- A CBF propõe incluir responsabilização dos clubes pela segurança de jogadores durante o trabalho, abarcando centros de treinamento, aeroportos e delegações, com punição por descumprimento ou via STJD.
- A ideia é que a agremiação responda pela segurança dos atletas, seguindo a lógica de responsabilidade prevista na legislação trabalhista.
- Torcedores envolvidos em intimidação ou agressão a jogadores podem ficar proibidos de entrar nos estádios.
- Para violência nos estádios, a CBF pretende criar uma comissão com entidades governamentais e ampliar o uso da biometria para bloquear criminosos.
- A confederação também vai atuar em processos judiciais relacionados à violência, com estimativa de cerca de 3 mil ações, e avalia que casos graves em estaduais possam gerar punições em competições nacionais.
A CBF apresentou nesta segunda-feira, em reunião com clubes, propostas para uma liga nacional voltada ao Brasileiro. O foco é enfrentar a violência de torcidas e problemas que afetam jogadores nos centros de treinamento. A iniciativa visa tornar o ambiente mais seguro para atletas.

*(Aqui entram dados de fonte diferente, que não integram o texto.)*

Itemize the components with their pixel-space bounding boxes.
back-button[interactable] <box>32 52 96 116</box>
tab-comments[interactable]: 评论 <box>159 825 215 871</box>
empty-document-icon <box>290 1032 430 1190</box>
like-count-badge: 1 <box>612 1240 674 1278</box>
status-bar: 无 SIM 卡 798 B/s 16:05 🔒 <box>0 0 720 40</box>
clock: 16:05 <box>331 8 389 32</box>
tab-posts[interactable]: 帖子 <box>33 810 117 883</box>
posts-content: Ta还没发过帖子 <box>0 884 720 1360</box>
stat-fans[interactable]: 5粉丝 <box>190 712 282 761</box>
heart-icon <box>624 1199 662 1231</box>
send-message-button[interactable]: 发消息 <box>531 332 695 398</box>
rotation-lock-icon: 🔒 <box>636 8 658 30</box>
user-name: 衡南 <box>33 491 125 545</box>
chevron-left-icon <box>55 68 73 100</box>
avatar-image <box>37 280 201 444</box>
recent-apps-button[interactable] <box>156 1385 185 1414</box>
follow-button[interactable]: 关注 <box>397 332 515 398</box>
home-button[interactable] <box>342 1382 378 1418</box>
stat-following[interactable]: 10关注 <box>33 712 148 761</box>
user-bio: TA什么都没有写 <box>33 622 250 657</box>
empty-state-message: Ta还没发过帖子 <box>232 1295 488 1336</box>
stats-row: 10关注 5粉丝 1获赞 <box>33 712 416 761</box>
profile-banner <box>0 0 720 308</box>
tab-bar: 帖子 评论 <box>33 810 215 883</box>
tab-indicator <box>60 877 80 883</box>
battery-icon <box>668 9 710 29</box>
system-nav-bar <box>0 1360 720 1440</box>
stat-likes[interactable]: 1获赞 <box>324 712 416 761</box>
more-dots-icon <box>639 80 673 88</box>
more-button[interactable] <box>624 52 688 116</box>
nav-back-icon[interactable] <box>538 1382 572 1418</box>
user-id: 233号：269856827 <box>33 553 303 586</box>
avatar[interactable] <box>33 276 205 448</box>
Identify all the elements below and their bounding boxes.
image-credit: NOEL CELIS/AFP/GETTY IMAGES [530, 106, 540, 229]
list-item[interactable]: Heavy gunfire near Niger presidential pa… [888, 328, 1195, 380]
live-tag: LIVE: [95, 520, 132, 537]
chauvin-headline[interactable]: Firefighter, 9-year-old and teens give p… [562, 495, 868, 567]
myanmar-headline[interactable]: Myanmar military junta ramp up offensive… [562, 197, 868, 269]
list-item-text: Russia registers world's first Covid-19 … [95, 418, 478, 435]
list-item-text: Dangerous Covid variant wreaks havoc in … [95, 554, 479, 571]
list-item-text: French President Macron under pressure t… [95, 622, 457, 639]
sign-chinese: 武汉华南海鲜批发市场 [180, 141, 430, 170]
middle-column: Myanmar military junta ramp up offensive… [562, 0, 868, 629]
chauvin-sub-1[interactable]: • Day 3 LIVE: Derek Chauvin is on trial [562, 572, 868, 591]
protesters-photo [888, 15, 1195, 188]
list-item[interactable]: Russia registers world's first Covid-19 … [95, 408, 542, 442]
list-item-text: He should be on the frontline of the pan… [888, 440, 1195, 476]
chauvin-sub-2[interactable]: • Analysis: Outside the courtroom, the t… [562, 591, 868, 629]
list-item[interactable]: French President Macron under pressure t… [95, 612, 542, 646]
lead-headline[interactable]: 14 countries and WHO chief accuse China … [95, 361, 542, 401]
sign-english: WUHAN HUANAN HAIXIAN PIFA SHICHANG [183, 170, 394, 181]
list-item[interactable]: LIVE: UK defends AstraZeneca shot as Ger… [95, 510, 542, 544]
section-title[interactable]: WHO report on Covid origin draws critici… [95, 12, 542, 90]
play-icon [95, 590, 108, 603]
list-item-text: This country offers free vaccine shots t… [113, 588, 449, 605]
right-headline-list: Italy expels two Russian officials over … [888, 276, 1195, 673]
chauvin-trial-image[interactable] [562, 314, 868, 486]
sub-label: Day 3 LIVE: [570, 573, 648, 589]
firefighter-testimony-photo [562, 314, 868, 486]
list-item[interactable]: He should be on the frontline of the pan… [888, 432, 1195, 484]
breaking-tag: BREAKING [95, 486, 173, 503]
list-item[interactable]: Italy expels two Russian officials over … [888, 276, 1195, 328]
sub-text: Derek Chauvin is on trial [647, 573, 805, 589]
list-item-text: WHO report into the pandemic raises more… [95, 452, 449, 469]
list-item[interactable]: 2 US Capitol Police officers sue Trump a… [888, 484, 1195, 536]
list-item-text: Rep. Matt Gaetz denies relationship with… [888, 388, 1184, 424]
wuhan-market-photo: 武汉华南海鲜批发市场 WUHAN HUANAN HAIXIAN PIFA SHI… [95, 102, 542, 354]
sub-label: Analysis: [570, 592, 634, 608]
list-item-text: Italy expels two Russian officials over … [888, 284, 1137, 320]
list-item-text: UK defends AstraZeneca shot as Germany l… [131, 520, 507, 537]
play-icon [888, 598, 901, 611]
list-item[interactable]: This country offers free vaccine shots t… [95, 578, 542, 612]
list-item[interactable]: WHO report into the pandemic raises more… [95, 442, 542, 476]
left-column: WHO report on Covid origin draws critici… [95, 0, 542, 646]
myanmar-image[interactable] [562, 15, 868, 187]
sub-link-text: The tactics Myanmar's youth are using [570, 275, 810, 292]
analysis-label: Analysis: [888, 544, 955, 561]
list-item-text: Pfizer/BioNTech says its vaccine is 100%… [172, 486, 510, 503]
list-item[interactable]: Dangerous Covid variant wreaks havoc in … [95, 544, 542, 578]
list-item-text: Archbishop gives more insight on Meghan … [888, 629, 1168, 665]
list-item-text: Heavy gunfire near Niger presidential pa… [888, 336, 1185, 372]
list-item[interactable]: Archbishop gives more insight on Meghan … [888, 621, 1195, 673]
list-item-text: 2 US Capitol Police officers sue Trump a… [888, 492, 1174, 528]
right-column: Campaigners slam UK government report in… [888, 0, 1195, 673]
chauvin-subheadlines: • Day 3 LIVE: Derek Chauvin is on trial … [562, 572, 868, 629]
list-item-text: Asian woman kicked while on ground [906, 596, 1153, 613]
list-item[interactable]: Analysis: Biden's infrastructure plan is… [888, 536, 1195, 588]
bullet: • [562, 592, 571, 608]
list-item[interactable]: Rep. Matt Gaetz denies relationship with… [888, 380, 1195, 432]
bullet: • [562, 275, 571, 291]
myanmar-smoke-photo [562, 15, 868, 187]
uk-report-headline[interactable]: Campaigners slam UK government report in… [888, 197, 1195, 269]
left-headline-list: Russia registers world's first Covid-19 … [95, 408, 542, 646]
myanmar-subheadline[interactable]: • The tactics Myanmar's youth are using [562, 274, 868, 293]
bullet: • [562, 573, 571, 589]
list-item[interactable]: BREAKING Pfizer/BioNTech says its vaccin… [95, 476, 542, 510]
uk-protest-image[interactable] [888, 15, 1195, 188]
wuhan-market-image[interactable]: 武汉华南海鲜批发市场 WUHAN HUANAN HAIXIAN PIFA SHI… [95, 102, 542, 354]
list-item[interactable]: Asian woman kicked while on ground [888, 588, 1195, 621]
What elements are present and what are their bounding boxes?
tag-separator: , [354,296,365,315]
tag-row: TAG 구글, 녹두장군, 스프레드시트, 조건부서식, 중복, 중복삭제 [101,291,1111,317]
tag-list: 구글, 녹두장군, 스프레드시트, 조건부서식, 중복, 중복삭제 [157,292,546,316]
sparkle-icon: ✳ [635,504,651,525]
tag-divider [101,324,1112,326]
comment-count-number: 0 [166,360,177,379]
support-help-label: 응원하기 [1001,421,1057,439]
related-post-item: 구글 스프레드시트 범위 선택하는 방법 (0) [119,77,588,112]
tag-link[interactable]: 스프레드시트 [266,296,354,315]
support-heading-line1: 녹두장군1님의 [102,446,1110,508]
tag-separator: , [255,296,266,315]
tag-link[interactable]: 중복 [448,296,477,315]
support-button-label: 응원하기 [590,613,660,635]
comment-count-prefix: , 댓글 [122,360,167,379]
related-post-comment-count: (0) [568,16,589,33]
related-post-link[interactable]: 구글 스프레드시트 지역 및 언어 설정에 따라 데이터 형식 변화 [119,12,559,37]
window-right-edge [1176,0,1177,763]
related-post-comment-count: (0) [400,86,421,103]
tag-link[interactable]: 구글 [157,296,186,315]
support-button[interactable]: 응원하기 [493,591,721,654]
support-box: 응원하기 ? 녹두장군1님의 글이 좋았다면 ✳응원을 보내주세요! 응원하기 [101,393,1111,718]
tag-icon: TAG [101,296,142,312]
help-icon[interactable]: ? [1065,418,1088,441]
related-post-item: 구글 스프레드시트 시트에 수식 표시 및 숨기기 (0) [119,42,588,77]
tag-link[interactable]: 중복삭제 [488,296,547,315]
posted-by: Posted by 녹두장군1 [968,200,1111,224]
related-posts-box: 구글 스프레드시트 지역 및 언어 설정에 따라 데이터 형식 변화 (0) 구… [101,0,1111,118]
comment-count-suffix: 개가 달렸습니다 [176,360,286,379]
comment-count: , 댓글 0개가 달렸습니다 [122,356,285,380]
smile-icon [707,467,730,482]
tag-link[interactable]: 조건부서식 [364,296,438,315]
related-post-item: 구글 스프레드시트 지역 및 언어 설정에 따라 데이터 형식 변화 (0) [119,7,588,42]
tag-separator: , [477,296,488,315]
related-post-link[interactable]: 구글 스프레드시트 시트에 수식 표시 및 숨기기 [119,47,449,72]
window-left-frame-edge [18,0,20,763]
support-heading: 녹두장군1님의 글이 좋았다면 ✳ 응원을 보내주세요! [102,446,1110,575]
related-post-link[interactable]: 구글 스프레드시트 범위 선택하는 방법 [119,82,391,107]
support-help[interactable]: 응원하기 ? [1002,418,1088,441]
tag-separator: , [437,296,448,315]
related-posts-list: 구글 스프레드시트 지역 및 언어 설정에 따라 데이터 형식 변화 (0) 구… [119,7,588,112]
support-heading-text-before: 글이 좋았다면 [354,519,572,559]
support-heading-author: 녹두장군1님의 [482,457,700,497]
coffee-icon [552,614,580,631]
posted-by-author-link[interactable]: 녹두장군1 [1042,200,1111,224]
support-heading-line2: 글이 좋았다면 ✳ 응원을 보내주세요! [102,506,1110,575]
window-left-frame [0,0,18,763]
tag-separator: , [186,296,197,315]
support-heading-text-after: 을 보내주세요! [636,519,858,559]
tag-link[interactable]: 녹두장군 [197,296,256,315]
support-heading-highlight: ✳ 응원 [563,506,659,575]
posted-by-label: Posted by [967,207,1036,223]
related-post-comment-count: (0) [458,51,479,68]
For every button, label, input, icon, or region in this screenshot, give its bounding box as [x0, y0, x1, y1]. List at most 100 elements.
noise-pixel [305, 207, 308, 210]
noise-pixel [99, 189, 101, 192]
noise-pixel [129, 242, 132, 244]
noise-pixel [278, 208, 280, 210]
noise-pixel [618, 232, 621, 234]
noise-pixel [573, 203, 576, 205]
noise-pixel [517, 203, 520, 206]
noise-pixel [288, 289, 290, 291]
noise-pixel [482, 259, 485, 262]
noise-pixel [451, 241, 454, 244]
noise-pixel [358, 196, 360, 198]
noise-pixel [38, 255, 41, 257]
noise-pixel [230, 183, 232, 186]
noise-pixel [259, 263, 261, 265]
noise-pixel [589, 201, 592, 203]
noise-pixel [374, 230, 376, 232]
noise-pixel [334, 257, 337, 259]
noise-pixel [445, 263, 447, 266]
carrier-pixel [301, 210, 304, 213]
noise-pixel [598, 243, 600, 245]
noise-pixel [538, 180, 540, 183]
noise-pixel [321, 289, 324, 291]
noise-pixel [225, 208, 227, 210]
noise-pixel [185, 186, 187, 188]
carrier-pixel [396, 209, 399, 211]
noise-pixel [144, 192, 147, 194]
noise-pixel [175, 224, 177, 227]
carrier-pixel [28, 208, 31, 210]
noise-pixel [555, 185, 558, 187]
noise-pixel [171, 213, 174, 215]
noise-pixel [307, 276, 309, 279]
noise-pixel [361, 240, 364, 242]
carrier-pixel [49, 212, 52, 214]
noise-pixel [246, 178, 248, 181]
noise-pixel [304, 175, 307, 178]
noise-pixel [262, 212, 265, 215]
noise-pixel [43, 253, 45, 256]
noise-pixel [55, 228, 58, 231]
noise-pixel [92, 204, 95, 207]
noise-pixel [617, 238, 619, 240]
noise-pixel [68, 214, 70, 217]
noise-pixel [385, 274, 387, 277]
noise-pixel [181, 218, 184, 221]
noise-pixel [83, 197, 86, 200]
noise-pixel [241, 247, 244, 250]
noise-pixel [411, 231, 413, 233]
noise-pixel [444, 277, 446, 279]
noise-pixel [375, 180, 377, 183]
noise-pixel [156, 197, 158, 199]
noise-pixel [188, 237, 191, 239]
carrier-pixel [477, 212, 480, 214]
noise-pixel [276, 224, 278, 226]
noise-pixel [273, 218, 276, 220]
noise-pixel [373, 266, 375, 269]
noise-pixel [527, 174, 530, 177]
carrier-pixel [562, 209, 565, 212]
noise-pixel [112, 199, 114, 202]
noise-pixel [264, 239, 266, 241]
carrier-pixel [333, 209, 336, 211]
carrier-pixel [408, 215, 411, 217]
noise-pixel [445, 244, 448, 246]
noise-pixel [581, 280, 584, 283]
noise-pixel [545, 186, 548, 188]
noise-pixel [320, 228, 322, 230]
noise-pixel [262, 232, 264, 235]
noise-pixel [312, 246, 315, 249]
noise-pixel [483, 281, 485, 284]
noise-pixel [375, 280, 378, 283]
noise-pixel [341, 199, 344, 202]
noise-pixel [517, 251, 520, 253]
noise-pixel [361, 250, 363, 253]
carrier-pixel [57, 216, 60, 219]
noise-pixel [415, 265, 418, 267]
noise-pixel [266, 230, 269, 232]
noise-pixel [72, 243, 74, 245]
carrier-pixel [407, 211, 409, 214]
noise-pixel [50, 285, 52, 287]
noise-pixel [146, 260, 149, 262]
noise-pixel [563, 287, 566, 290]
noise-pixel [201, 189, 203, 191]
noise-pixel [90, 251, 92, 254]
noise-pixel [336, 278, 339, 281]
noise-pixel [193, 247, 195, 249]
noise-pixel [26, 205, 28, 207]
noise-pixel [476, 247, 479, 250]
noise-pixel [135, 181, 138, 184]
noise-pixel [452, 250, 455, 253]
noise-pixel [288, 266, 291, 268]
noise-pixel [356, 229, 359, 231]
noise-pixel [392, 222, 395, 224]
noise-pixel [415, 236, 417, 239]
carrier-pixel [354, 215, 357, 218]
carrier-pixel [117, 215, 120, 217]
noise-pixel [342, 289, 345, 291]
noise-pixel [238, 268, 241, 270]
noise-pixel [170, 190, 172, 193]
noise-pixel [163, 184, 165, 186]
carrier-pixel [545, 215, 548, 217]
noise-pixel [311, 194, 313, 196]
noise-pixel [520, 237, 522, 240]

Entre as medidas, está a responsabilização dos clubes pela segurança de jogadores durante atividades profissionais, nos CTs, aeroportos e em delegações. Punições podem ocorrer por descumprimento de regulamento ou em processos no STJD.
A logica é considerar a segurança do atleta como obrigação da agremiação, conforme a legislação trabalhista. Torcedores que intimidem ou ataquem podem ter restrição de acesso aos estádios.
Medidas para luta contra a violência nos estádios
A CBF planeja ampliar o uso de biometria na entrada de estádios, conectada ao cadastro nacional, para identificar e impedir a entrada de criminosos. A medida busca reduzir casos de vulnerabilidade entre público, especialmente mulheres e crianças.
A entidade também passa a atuar de forma mais ativa nos processos judiciais envolvendo violência. Aproximadamente 3 mil ações estão em curso, com objetivo de acelerar punições e evitar o acesso de infratores aos estádios.
Caso episódios graves ocorram em competições estaduais, a ideia é que a punição alcance o âmbito nacional. Por exemplo, estádios com portões fechados por confusões em Estadual poderiam ficar suspensos do Campeonato Brasileiro.